千字文 (せんじもん)
【概説】
重複しない1000の漢字を4文字1句の韻文にまとめた中国の習字・漢字初等教科書。百済の渡来人である王仁によって、『論語』とともに日本に伝来したと記紀に記されている初期の文字史料。
王仁の渡来伝承と文字文化の黎明
『日本書紀』や『古事記』の伝承によれば、千字文は応神天皇の時代(5世紀初頭頃)に、百済から日本へと帰化した学者・王仁(わに)によって、『論語』10巻とともに日本にもたらされた。これが日本に漢字や儒教の経典が組織的に伝来した端緒とされている。
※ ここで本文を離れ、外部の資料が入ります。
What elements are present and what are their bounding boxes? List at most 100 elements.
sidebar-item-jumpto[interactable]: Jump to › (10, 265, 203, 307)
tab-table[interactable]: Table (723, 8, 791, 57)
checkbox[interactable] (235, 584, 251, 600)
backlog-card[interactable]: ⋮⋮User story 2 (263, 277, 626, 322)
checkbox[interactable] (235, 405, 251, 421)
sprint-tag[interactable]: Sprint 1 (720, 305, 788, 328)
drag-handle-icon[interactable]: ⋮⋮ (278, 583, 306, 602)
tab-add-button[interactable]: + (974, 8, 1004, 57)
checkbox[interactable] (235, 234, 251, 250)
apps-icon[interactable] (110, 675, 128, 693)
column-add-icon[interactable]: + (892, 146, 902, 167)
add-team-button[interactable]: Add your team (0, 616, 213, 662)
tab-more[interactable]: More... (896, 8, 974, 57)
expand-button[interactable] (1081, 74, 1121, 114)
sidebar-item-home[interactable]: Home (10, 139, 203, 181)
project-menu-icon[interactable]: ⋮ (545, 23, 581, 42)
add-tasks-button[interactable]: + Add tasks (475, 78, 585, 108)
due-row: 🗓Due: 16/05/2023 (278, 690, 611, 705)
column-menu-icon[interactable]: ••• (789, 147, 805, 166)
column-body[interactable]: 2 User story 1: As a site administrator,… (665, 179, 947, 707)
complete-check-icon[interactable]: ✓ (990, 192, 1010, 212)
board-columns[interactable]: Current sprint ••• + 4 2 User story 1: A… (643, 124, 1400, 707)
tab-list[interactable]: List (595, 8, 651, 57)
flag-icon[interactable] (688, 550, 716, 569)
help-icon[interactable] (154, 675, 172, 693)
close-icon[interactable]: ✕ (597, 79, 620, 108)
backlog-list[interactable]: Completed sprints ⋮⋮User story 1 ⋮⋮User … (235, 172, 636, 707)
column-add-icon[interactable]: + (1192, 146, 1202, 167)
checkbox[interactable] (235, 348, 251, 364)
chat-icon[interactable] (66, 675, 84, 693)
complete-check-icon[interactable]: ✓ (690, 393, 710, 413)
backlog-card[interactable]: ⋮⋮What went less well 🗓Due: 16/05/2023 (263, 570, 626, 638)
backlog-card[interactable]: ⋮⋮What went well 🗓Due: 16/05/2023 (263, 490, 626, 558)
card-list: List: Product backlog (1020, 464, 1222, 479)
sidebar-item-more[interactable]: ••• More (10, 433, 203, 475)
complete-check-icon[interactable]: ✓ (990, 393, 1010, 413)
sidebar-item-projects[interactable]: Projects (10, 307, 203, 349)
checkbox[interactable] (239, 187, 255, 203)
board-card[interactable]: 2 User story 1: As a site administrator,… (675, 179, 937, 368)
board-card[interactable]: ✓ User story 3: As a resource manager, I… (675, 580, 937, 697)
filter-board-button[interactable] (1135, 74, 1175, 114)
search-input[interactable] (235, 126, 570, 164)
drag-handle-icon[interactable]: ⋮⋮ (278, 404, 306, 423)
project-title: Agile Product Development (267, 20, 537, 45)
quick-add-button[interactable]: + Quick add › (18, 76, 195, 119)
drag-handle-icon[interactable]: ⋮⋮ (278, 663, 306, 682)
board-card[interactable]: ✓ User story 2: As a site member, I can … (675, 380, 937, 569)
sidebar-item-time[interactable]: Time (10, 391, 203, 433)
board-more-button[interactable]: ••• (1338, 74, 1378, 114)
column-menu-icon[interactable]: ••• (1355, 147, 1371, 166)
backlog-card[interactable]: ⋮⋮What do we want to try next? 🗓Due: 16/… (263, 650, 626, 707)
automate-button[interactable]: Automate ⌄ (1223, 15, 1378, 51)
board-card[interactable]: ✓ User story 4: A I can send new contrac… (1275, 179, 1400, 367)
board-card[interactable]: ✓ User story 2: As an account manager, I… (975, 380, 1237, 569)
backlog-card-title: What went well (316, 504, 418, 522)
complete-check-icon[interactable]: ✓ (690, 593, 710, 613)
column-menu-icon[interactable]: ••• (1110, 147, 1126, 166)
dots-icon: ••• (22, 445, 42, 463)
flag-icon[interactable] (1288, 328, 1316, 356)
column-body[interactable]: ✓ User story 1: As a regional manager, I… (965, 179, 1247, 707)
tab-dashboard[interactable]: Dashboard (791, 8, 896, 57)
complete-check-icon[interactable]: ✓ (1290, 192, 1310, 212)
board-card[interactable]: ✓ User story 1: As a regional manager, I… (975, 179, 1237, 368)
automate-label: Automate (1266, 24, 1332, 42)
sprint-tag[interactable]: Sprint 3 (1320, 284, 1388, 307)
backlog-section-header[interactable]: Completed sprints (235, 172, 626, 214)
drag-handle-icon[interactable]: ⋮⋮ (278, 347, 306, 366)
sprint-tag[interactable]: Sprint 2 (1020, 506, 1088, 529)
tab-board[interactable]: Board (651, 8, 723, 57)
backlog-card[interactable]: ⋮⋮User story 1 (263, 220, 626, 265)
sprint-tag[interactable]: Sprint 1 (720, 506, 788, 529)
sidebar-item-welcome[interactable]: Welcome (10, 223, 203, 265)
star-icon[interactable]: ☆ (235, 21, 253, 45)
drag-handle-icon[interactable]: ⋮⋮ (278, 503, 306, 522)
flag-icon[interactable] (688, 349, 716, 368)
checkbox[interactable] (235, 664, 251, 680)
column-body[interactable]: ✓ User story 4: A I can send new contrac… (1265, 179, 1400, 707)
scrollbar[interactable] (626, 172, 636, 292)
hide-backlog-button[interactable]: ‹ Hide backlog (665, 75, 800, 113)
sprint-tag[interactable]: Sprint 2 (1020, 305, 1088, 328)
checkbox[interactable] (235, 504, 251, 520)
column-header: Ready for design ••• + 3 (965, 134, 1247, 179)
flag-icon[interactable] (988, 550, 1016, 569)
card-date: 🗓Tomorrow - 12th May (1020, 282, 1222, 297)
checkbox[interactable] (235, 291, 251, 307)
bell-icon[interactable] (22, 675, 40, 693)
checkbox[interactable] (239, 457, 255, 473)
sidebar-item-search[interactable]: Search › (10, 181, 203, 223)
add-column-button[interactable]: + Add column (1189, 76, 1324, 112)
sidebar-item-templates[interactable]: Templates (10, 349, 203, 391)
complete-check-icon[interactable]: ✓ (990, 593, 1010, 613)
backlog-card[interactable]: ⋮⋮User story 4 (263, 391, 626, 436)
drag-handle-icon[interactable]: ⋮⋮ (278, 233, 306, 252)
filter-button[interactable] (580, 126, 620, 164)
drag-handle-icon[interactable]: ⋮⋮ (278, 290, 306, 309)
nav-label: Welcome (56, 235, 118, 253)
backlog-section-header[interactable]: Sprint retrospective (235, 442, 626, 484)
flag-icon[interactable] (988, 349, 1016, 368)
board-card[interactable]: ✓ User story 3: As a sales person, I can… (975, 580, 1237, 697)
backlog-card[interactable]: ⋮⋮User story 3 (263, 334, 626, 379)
王仁の子孫は西文氏(かわちのふみうじ)として大和朝廷に仕え、文字や計算などの知識を活かして、外交文書の作成や財政管理などの実務官僚として活躍した。
成立年代をめぐる矛盾と文献学的意義
歴史研究において、記紀に記された王仁の伝来時期と、千字文の成立年代との間には明らかな矛盾が存在する。現在に伝わる千字文は、6世紀前半の南朝・梁の武帝のもとで周興嗣(しゅうこうし)が編纂したものとされる。したがって、5世紀初頭の王仁がこれを持参して渡来したとする話は、後世の歴史家たちによって創作された伝承である可能性が高い。しかし、実際の伝来が6世紀以降であったとしても、この書物が古代日本において漢字の普及や実務階級の識字教育に長く大きな役割を果たしたことには変わりなく、渡来人が果たした文化的貢献を象徴する重要な存在となっている。